3.2.4. Time dependency of the process
The contact time is an important parameter influencing the extraction efficiency and verifying the kinetics of the process. Contact time profiles for three initial concentrations of naproxen were investigated by increasing the contact time from 1 to 200 min. It is evident from Figure 10 that the adsorption increases with contact time up to 30 min and then reached the equilibrium condition. Beyond the 30 min, adsorption remains without significant change, indicating the equilibrium condition for extraction process. Therefore, 30 min of contact time is utilized for the rest of experiments.

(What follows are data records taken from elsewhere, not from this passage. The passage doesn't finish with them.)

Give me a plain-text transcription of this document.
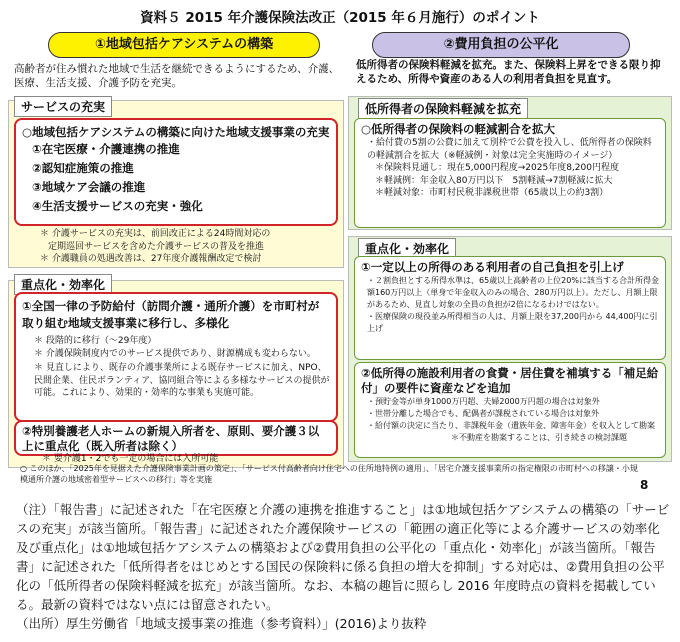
資料５ 2015 年介護保険法改正（2015 年６月施行）のポイント
①地域包括ケアシステムの構築	②費用負担の公平化
高齢者が住み慣れた地域で生活を継続できるようにするため、介護、医療、生活支援、介護予防を充実。
低所得者の保険料軽減を拡充。また、保険料上昇をできる限り抑えるため、所得や資産のある人の利用者負担を見直す。
サービスの充実
○地域包括ケアシステムの構築に向けた地域支援事業の充実
①在宅医療・介護連携の推進
②認知症施策の推進
③地域ケア会議の推進
④生活支援サービスの充実・強化
＊ 介護サービスの充実は、前回改正による24時間対応の
定期巡回サービスを含めた介護サービスの普及を推進
＊ 介護職員の処遇改善は、27年度介護報酬改定で検討
重点化・効率化
①全国一律の予防給付（訪問介護・通所介護）を市町村が取り組む地域支援事業に移行し、多様化
＊ 段階的に移行（～29年度）
＊ 介護保険制度内でのサービス提供であり、財源構成も変わらない。
＊ 見直しにより、既存の介護事業所による既存サービスに加え、NPO、民間企業、住民ボランティア、協同組合等による多様なサービスの提供が可能。これにより、効果的・効率的な事業も実施可能。
②特別養護老人ホームの新規入所者を、原則、要介護３以上に重点化（既入所者は除く）
＊ 要介護1・2でも一定の場合には入所可能
低所得者の保険料軽減を拡充
○低所得者の保険料の軽減割合を拡大
・給付費の5割の公費に加えて別枠で公費を投入し、低所得者の保険料の軽減割合を拡大（※軽減例・対象は完全実施時のイメージ）
＊保険料見通し：現在5,000円程度→2025年度8,200円程度
＊軽減例：年金収入80万円以下　5割軽減→7割軽減に拡大
＊軽減対象：市町村民税非課税世帯（65歳以上の約3割）
重点化・効率化
①一定以上の所得のある利用者の自己負担を引上げ
・２割負担とする所得水準は、65歳以上高齢者の上位20%に該当する合計所得金額160万円以上（単身で年金収入のみの場合、280万円以上）。ただし、月額上限があるため、見直し対象の全員の負担が2倍になるわけではない。
・医療保険の現役並み所得相当の人は、月額上限を37,200円から 44,400円に引上げ
②低所得の施設利用者の食費・居住費を補填する「補足給付」の要件に資産などを追加
・預貯金等が単身1000万円超、夫婦2000万円超の場合は対象外
・世帯分離した場合でも、配偶者が課税されている場合は対象外
・給付額の決定に当たり、非課税年金（遺族年金、障害年金）を収入として勘案
＊不動産を勘案することは、引き続きの検討課題
○ このほか、「2025年を見据えた介護保険事業計画の策定」、「サービス付高齢者向け住宅への住所地特例の適用」、「居宅介護支援事業所の指定権限の市町村への移譲・小規模通所介護の地域密着型サービスへの移行」等を実施	8
（注）「報告書」に記述された「在宅医療と介護の連携を推進すること」は①地域包括ケアシステムの構築の「サービスの充実」が該当箇所。「報告書」に記述された介護保険サービスの「範囲の適正化等による介護サービスの効率化及び重点化」は①地域包括ケアシステムの構築および②費用負担の公平化の「重点化・効率化」が該当箇所。「報告書」に記述された「低所得者をはじめとする国民の保険料に係る負担の増大を抑制」する対応は、②費用負担の公平化の「低所得者の保険料軽減を拡充」が該当箇所。なお、本稿の趣旨に照らし 2016 年度時点の資料を掲載している。最新の資料ではない点には留意されたい。
（出所）厚生労働省「地域支援事業の推進（参考資料）」(2016)より抜粋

3.2.5. Effect of ionic strength
The salt content of the aqueous phase affects the electrostatic and nonelectrostatic interactions between the sorbent and the analytes 33. To investigate the effect of salt content on the adsorption of naproxen, the extractions were performed in the presence of KCl (0–4000 mM). The results presented in Figure 11 indicate that naproxen extraction efficiency was decreased at higher concentration of KCl. In this experiment, the increase of salt concentration result in adverse effect on the extraction efficiency and therefore further experiments were carried out without salt addition. For hydrophobic analyte, the presence of salt stimulates the transfer of the non-polar component to the water surface, minimizing the interaction of an analyte with adsorbent and consequently reduces the extraction efficiency of analytes. This fact was also pointed out previous 34, 35 by other authors as “oil effect”. On the other hand, the increase of ionic strength led to increasing the viscosity of aqueous phase, which operated like a barrier in the mass-transfer process and increases the required time for extraction.

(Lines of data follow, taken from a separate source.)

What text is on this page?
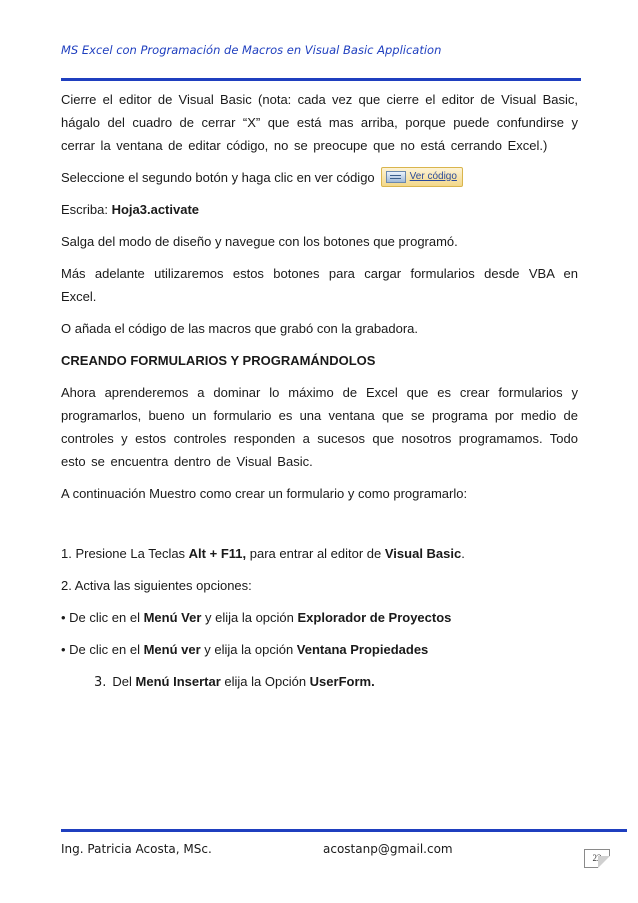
MS Excel con Programación de Macros en Visual Basic Application

Cierre el editor de Visual Basic (nota: cada vez que cierre el editor de Visual Basic, hágalo del cuadro de cerrar “X” que está mas arriba, porque puede confundirse y cerrar la ventana de editar código, no se preocupe que no está cerrando Excel.)

Seleccione el segundo botón y haga clic en ver código	Ver código

Escriba: Hoja3.activate

Salga del modo de diseño y navegue con los botones que programó.

Más adelante utilizaremos estos botones para cargar formularios desde VBA en Excel.

O añada el código de las macros que grabó con la grabadora.

CREANDO FORMULARIOS Y PROGRAMÁNDOLOS

Ahora aprenderemos a dominar lo máximo de Excel que es crear formularios y programarlos, bueno un formulario es una ventana que se programa por medio de controles y estos controles responden a sucesos que nosotros programamos. Todo esto se encuentra dentro de Visual Basic.

A continuación Muestro como crear un formulario y como programarlo:

1. Presione La Teclas Alt + F11, para entrar al editor de Visual Basic.

2. Activa las siguientes opciones:

• De clic en el Menú Ver y elija la opción Explorador de Proyectos

• De clic en el Menú ver y elija la opción Ventana Propiedades

3. Del Menú Insertar elija la Opción UserForm.

Ing. Patricia Acosta, MSc.	acostanp@gmail.com
22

3.2.6. Influence of eluting solvent
Selecting the suitable solvent that effectively elutes the adsorbed analyte with minimum volume in the shortest time is required for optimization of the desorption process. In this study, different kinds of eluents e.g., ethanol, methanol, 1,4-dioxane and dimethyl formamide were applied to select the best ones which can elute efficiently naproxen from the sorbent. It is worth to mention that previous result25 indicate that the fluorescence intensity of naproxen was quenched in the acetonitrile, chloroform, dichloromethane and toluene. So these solvents did not use in the following experiments. In these experiments, 50 mL aqueous solutions containing 1 µg mL-1 of naproxen adjusted at pH 5 were contacted with 30 mg of the sorbents for 30 minutes. The mixture was then separated magnetically and the naproxen remained in the aqueous phase was determined. The loaded adsorbent was then washed two times with distilled water and then dried at 40°C. The adsorbed naproxen was desorbed from the surface of adsorbent by 10 mL of ethanol, methanol, 1,4-dioxaneand dimethyl formamide solvents in 60 minutes to ensure that equilibrium was obtained (Figure 12). This investigation showed that ethanol is able to desorb the naproxen from adsorbent with the highest efficiency compared to other eluting solvents; this may be related to the high solubility of naproxen in ethanol 36. So, ethanol was utilized as desorption solvent in the subsequent experiments. In order to achieve a complete desorption in the same condition (C0: 1 µg·mL-1, pH: 5 and Vaq: 50 mL), the solvent volume and desorption time were investigated in the range of 1–4 mL and 2–80 min, respectively. The results showed that desorption process would be complete when 3 mL of ethanol was used for desorption for 40 min. This condition is efficient for quantitatively transfer of adsorbed naproxen to elute solvent.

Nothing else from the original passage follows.